SCHENECTADY — Sale prices for single-family houses have surged in Schenectady for the first nine months of 2019, climbing 23 percent above the same period in 2018.
Median sales prices also have been up most other cities, towns and counties tracked by the Greater Capital Association of Realtors, but regionwide, the increase was only 4 percent.
The numbers are derived from the Global Multiple Listing Service co-owned by GCAR, which records most single-family housing sales in the Capital Region. The regionwide trend in 2019 has been fewer houses being listed and fewer being sold, but with a higher asking and a higher selling price.
2018 showed the same trend compared with 2017.
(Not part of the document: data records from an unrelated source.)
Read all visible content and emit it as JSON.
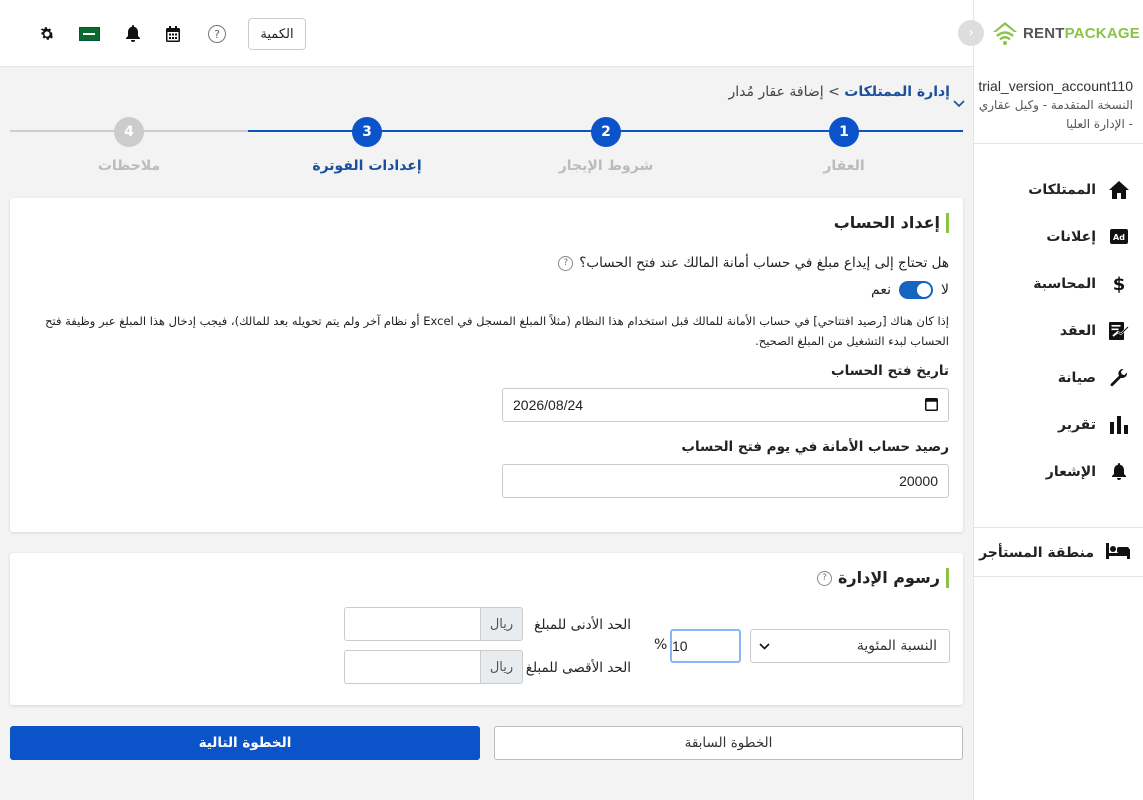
{
  "colors": {
    "primary": "#0b53c8",
    "accent": "#8bc34a",
    "step_inactive": "#cccccc"
  },
  "topbar": {
    "qty_button": "الكمية",
    "help_glyph": "?",
    "icons": [
      "settings-icon",
      "saudi-flag-icon",
      "bell-icon",
      "calendar-icon",
      "help-icon"
    ]
  },
  "sidebar": {
    "logo": {
      "rent": "RENT",
      "package": "PACKAGE"
    },
    "account_name": "trial_version_account110",
    "account_role": "النسخة المتقدمة - وكيل عقاري - الإدارة العليا",
    "nav": [
      {
        "label": "الممتلكات",
        "icon": "home-icon"
      },
      {
        "label": "إعلانات",
        "icon": "ad-icon"
      },
      {
        "label": "المحاسبة",
        "icon": "dollar-icon"
      },
      {
        "label": "العقد",
        "icon": "contract-icon"
      },
      {
        "label": "صيانة",
        "icon": "wrench-icon"
      },
      {
        "label": "تقرير",
        "icon": "bar-chart-icon"
      },
      {
        "label": "الإشعار",
        "icon": "bell-icon"
      }
    ],
    "tenant_area": "منطقة المستأجر"
  },
  "breadcrumb": {
    "parent": "إدارة الممتلكات",
    "separator": ">",
    "current": "إضافة عقار مُدار"
  },
  "stepper": {
    "steps": [
      {
        "number": "1",
        "label": "العقار",
        "state": "done"
      },
      {
        "number": "2",
        "label": "شروط الإيجار",
        "state": "done"
      },
      {
        "number": "3",
        "label": "إعدادات الفوترة",
        "state": "current"
      },
      {
        "number": "4",
        "label": "ملاحظات",
        "state": "pending"
      }
    ]
  },
  "account_setup": {
    "title": "إعداد الحساب",
    "question": "هل تحتاج إلى إيداع مبلغ في حساب أمانة المالك عند فتح الحساب؟",
    "toggle_no": "لا",
    "toggle_yes": "نعم",
    "toggle_value": "yes",
    "note": "إذا كان هناك [رصيد افتتاحي] في حساب الأمانة للمالك قبل استخدام هذا النظام (مثلاً المبلغ المسجل في Excel أو نظام آخر ولم يتم تحويله بعد للمالك)، فيجب إدخال هذا المبلغ عبر وظيفة فتح الحساب لبدء التشغيل من المبلغ الصحيح.",
    "open_date_label": "تاريخ فتح الحساب",
    "open_date_value": "2026/08/24",
    "balance_label": "رصيد حساب الأمانة في يوم فتح الحساب",
    "balance_value": "20000"
  },
  "management_fees": {
    "title": "رسوم الإدارة",
    "type_selected": "النسبة المئوية",
    "percent_value": "10",
    "percent_sign": "%",
    "min_label": "الحد الأدنى للمبلغ",
    "max_label": "الحد الأقصى للمبلغ",
    "currency": "ريال",
    "min_value": "",
    "max_value": ""
  },
  "actions": {
    "next": "الخطوة التالية",
    "prev": "الخطوة السابقة"
  }
}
A year ago, the city of Schenectady held the distinction of having the lowest-priced housing market of any city, town or county individually tracked by GCAR: The 404 houses sold in Schenectady in the first nine months of 2018 brought a median price of $101,532. In the first nine months of 2019, 327 houses were sold for a median price of $125,000.
Sellers received 97.2 percent of their original asking price in 2019, vs. 94.5 percent in 2018. Average time from listing to accepted offer was only 39 days in 2019, down from 60 days in 2018.
The number of houses listed for sale in the city and the number actually sold both dropped 19 percent, suggesting that the laws of supply and demand may be partly to blame for the increase in price.
But Realtor Christopher Culihan of Coldwell Banker Prime Properties said value also is driving homebuyers to Schenectady.
“I think [it’s] affordability,” he said. “You can get more house for your money, although the taxes are certainly always a challenge.”
The overall image of the city has changed somewhat, and that also helps, he added. Though revitalization hasn’t reached all corners of every neighborhood, downtown Schenectady is a different place now from what it was when today’s homebuyers were growing up, and Culihan said that has boosted interest in the city.
“I think the overall progress downtown has helped significantly,” he said. “I think they’re doing a great job. Momentum and reputation and activity breeds activity.”
Culihan is based in Latham and many of his listings are east of the city, but he does work in Schenectady, and one sale this summer on California Avenue stands out in his mind.
It was a nice house, he said, well-built in 1940 and well-maintained. It was also a bit dated and it sits on a busy street. He had some reservations about pricing it over $100,000. But he did, and it sold for more than the asking price.
“We ended up with seven offers on that property. I was shocked,” Culihan said. “My selling client was very happy.”
City of Schenectady housing prices saw another big jump — 18.5 percent — in 2017, when 461 houses sold for a median $101,000, vs. 453 sold for $85,250 in 2016. The region as a whole saw a 2.8 percent increase. But the increase through the 12 months of 2018 was only 5 percent in Schenectady, while the region as a whole saw a 6 percent increase.
The Global MLS statistics reflect sales by Realtors in Albany, Fulton, Montgomery, Rensselaer, Saratoga, Schenectady, Schoharie, Warren and Washington counties. Here are some other statistics the MLS provides for the first nine months of 2019:
- The least expensive housing market in the region is now Montgomery County, where 345 houses sold for a median price of $119,000.
- The city of Schenectady is now the third-lowest priced market at a median of $125,000, just above Fulton County ($123,600) and just below Schoharie County ($125,500).
- The most expensive is the town of Halfmoon, where 203 houses sold for a median of $349,270; Saratoga Springs was a close second, with 350 houses selling for a median $345,000.
- There were 15,834 residential units newly offered for sale regionwide, down 2.4% from 2018.
- There were 9,199 closed sales regionwide, down 7% from 2018.
- Median sale price was $215,000 regionwide, up 4% from 2018.
- Average time on market was 61 days regionwide, down from 64.
- Amount of original list price received was 95.4% regionwide, down from 95.7%.